Private higher education group Stadio [JSE:SDO] says it has observed a paradigm shift in the way South African parents perceive the quality of private tertiary education, and this change is driving demand at a much faster pace than it anticipated when it listed in 2017.
The group, which was founded by Dr Chris van der Merwe, the same man who started Curro with 28 children in a church in Cape Town, says its student numbers rose to 31 869 by the end of 2019.
In its prelisting presentation in September 2017, Stadio told investors that it was targeting 16 577 students by 2019 and its prelisting statement aimed for 56 000 students by 2026.
"What I’m seeing now is a real chance of striking 40 000 students sooner than we thought. It might be over a year, a year-and-a-half, who knows? But that’s our next target," said Van der Merwe.
The group, which counts Milpark Education, AFDA and Prestige Academy among its brands, is now building two multi-faculty campuses in Centurion and Durbanville, which will respectively open in 2021 and 2022. Van der Merwe said the group thinks it can comfortably accommodate 100 000 students, 25% of which will be contact learners and 75% distance learning students, if it builds two more multi-faculty campuses in future.
Van der Merwe thinks this growth is possible because more parents are struggling to get their children enrolled in public universities, even when they did well in matric.
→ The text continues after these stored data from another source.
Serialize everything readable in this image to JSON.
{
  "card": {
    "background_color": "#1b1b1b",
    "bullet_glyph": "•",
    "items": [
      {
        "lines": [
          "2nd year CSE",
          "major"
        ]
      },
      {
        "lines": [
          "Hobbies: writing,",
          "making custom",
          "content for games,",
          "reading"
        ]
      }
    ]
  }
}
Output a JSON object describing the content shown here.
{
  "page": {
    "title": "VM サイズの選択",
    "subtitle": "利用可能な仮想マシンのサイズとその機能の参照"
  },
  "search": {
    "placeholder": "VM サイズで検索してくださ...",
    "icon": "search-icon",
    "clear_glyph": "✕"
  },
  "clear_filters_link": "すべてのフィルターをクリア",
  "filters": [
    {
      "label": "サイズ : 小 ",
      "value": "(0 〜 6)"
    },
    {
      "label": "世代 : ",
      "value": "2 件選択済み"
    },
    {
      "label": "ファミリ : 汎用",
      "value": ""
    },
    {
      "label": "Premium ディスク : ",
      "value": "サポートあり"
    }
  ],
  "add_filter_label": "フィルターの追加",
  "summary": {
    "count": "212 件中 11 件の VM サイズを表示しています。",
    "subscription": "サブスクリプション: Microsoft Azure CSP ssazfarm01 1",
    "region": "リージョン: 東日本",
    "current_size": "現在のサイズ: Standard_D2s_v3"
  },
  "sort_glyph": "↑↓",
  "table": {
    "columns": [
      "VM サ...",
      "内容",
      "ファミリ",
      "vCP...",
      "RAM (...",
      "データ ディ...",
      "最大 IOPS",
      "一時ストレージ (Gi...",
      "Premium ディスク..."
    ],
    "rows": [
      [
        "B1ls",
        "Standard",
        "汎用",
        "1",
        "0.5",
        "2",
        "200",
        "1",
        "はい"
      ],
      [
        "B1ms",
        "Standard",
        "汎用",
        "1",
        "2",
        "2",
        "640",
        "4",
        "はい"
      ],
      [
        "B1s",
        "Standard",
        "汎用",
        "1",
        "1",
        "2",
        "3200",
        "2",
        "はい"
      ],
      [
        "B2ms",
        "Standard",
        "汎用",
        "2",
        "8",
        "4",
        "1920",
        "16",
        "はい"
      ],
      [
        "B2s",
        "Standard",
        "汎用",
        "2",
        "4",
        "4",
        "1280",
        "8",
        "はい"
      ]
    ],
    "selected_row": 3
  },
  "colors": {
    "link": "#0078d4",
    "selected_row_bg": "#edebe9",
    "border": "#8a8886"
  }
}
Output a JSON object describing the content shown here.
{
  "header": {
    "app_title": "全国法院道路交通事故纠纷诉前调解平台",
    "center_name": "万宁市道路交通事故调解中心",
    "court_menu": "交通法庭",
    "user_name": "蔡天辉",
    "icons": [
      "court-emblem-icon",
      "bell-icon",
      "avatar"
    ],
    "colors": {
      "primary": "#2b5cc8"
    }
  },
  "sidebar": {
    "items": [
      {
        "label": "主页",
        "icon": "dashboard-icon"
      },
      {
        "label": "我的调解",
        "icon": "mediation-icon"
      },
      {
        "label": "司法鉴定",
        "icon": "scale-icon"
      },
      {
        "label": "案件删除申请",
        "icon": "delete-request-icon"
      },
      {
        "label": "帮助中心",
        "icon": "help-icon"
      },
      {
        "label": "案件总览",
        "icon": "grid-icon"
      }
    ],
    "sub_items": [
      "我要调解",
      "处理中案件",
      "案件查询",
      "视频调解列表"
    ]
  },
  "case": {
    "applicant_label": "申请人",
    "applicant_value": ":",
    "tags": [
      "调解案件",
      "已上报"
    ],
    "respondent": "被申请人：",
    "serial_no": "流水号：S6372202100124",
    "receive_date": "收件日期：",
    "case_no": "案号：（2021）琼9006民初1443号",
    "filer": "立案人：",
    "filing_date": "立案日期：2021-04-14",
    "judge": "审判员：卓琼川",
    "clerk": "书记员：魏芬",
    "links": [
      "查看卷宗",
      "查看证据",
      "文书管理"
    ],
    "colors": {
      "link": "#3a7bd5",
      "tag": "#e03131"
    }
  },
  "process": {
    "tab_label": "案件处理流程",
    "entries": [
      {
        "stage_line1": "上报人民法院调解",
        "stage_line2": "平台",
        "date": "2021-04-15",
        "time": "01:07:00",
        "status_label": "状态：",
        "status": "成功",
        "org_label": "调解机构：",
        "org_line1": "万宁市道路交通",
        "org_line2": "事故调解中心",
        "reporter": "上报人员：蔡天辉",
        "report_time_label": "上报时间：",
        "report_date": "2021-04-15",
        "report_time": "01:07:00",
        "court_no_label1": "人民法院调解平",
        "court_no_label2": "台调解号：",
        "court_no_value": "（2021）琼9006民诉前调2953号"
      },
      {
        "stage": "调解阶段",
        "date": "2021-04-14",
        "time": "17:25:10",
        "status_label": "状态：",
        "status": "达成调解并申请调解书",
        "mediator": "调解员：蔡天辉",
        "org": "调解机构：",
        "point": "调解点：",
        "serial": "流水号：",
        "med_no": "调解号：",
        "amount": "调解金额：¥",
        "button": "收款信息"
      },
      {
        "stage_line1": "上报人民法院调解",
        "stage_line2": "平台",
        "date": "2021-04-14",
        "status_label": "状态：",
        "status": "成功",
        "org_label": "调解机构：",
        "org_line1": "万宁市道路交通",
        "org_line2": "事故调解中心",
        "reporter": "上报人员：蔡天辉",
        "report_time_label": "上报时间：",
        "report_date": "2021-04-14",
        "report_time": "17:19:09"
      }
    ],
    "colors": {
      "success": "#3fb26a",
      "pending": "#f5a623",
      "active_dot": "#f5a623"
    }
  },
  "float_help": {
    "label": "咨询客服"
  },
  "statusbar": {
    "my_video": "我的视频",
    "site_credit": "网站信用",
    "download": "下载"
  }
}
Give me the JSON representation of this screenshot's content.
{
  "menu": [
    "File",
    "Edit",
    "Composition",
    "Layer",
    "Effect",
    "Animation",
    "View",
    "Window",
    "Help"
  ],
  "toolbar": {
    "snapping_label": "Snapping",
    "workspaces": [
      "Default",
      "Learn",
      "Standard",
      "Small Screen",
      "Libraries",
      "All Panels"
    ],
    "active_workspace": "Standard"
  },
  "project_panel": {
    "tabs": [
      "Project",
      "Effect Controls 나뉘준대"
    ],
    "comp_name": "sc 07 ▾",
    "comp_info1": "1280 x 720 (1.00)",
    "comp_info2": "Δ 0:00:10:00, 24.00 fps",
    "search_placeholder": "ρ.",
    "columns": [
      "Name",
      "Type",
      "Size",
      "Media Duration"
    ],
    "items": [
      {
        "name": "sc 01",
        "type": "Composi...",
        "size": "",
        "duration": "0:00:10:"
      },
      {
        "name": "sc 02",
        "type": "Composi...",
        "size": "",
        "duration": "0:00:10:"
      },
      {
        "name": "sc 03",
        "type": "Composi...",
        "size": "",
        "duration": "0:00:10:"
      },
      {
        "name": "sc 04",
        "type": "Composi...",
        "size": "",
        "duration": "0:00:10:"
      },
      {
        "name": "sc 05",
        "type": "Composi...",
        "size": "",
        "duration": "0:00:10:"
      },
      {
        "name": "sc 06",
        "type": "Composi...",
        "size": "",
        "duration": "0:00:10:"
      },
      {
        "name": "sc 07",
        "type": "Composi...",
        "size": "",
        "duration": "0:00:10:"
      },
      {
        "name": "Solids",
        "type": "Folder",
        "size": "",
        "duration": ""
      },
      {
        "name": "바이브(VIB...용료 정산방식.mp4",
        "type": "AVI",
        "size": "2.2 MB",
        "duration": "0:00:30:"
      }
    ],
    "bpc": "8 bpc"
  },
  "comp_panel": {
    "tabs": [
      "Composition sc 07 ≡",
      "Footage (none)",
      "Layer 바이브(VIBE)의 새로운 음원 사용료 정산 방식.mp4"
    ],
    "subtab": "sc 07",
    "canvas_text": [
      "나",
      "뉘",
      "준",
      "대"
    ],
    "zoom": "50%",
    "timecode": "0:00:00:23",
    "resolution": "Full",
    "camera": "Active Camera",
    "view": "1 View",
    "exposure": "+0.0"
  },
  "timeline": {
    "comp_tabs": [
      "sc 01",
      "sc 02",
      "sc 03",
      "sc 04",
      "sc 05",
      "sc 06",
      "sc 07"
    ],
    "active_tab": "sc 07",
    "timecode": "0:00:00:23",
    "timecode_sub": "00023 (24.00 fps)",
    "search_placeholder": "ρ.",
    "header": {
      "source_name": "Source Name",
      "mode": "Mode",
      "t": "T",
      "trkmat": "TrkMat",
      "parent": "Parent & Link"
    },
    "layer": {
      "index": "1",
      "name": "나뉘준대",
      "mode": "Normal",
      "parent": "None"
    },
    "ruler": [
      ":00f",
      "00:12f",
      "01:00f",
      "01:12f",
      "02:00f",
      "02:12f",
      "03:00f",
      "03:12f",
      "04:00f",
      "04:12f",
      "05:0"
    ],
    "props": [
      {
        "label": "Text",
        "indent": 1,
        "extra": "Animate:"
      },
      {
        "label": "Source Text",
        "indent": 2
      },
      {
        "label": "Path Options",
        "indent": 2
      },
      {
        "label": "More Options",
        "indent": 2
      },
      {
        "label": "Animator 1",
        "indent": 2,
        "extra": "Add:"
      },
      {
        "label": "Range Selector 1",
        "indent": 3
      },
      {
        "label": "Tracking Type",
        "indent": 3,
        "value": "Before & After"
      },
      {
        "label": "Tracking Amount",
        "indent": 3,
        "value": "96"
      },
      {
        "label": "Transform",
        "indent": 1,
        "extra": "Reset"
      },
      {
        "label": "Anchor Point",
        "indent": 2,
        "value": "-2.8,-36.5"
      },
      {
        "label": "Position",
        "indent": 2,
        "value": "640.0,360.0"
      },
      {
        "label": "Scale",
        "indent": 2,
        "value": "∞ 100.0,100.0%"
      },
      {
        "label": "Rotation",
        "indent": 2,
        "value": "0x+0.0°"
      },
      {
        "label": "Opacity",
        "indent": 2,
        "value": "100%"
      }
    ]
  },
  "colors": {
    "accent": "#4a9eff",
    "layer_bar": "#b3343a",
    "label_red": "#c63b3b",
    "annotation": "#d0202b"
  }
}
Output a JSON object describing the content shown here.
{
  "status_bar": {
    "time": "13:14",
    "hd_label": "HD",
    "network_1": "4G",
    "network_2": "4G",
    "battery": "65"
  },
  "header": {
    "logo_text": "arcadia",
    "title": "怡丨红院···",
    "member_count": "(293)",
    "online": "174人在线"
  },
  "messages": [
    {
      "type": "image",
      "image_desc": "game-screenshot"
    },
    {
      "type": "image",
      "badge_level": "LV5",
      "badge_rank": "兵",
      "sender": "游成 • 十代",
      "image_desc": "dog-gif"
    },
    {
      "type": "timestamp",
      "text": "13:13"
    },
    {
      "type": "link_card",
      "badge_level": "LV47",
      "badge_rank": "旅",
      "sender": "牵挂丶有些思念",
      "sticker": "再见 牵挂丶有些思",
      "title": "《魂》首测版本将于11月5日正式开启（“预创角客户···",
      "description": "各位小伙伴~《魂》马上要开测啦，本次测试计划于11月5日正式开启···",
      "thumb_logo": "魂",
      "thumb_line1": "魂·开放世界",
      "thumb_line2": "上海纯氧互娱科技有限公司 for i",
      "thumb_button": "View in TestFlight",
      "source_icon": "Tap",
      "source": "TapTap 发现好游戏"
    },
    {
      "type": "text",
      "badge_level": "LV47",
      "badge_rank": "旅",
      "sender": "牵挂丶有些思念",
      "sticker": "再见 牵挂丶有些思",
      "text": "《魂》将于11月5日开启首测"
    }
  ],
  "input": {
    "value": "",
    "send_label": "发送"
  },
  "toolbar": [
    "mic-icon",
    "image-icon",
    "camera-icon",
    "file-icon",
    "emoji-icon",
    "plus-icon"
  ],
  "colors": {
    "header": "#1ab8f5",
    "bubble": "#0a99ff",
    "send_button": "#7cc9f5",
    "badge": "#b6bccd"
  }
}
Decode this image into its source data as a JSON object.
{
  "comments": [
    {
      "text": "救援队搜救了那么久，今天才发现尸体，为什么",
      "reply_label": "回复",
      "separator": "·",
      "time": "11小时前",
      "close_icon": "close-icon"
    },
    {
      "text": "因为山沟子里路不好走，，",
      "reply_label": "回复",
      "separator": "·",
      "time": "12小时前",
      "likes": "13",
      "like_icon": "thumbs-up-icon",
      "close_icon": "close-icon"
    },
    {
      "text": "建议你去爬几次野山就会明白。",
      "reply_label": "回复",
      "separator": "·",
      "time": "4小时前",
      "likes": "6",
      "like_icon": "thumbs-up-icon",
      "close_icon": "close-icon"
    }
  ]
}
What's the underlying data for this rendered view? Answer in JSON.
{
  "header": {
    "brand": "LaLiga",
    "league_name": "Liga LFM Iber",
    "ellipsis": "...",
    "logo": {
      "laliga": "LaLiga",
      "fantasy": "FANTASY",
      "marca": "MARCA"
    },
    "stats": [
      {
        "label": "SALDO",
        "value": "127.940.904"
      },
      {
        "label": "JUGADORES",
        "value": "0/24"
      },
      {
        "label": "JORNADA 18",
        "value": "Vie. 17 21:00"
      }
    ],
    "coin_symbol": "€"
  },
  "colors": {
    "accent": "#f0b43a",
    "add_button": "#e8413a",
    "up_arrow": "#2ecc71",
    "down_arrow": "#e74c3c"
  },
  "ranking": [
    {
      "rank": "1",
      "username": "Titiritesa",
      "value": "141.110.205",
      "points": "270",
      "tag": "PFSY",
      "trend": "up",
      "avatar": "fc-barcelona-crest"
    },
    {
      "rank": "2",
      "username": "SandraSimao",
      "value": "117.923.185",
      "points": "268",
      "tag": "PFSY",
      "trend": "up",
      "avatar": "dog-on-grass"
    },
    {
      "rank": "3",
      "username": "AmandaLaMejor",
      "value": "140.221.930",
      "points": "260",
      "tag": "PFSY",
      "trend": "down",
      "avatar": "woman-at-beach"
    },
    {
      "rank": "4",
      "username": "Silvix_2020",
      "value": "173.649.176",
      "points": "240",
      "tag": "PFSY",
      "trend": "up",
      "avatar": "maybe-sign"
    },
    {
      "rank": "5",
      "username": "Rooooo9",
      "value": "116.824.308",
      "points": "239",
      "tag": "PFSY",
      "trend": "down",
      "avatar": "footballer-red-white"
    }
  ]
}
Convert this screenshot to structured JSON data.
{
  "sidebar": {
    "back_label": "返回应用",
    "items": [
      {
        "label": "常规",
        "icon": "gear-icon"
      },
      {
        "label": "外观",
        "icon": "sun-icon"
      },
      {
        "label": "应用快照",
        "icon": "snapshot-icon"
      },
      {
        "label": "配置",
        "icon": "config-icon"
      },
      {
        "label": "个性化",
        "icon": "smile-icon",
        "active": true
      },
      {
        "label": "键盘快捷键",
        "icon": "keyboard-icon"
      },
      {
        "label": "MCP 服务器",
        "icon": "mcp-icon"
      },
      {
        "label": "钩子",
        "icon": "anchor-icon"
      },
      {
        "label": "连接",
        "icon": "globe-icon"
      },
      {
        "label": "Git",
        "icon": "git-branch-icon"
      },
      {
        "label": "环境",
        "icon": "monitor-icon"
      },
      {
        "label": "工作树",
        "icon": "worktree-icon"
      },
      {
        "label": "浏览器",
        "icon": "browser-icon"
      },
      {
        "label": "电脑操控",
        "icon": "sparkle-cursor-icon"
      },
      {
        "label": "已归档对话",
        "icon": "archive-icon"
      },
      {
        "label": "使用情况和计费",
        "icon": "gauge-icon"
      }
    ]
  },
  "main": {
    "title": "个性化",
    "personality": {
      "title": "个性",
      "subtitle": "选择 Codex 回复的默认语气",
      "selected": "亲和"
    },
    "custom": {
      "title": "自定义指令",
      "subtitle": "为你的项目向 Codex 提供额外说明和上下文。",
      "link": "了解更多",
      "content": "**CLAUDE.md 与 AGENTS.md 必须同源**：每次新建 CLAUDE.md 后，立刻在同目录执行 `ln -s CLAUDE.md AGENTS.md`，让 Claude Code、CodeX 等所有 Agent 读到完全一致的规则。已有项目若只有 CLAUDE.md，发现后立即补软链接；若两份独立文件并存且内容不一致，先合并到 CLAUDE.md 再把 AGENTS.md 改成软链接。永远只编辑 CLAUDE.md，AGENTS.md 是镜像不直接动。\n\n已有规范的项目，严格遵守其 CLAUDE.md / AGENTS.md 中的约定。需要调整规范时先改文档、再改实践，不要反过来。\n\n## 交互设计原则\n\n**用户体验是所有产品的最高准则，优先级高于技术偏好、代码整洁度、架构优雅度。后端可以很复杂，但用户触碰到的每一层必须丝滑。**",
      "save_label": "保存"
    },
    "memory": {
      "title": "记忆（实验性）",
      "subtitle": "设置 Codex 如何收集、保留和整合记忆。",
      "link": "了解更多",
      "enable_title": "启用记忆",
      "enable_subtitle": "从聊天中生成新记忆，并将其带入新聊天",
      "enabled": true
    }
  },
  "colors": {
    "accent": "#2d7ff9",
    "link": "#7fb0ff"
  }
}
He said the group will "do [its] utmost" to keep the tuition fee affordable in its quest to grow student numbers.
Currently, Stadio’s tuition for contact or full-time students is around R50 000 a year, and for distance learners, the cost is around R22 000, on average.
"Some are cheaper, some are more expensive, but those are the averages. We will do our utmost best to keep it at this price point. If you look at these price points, it’s more or less the price point of the state enrolment as well, and I think that’s the competitive advantage," said Van der Merwe.
He said while households are stretched and their disposable income shrinking, they are not falling behind with their fee payments. This contrasts with Curro, which reported last month that its decision to retain learners whose parents are struggling to keep up with the school fees increased its net bad debt expense in the 2019 financial year.
Van der Merwe said the group had also seen a fundamental shift in the way parents perceive the quality of private higher education. "When we started to communicate that the written curriculum in both the private and public institutions must be scrutinised and accredited by the same Council on Higher Education, and that there’s no difference in quality, it seems to me that parents are thinking totally otherwise about private institutions," he added.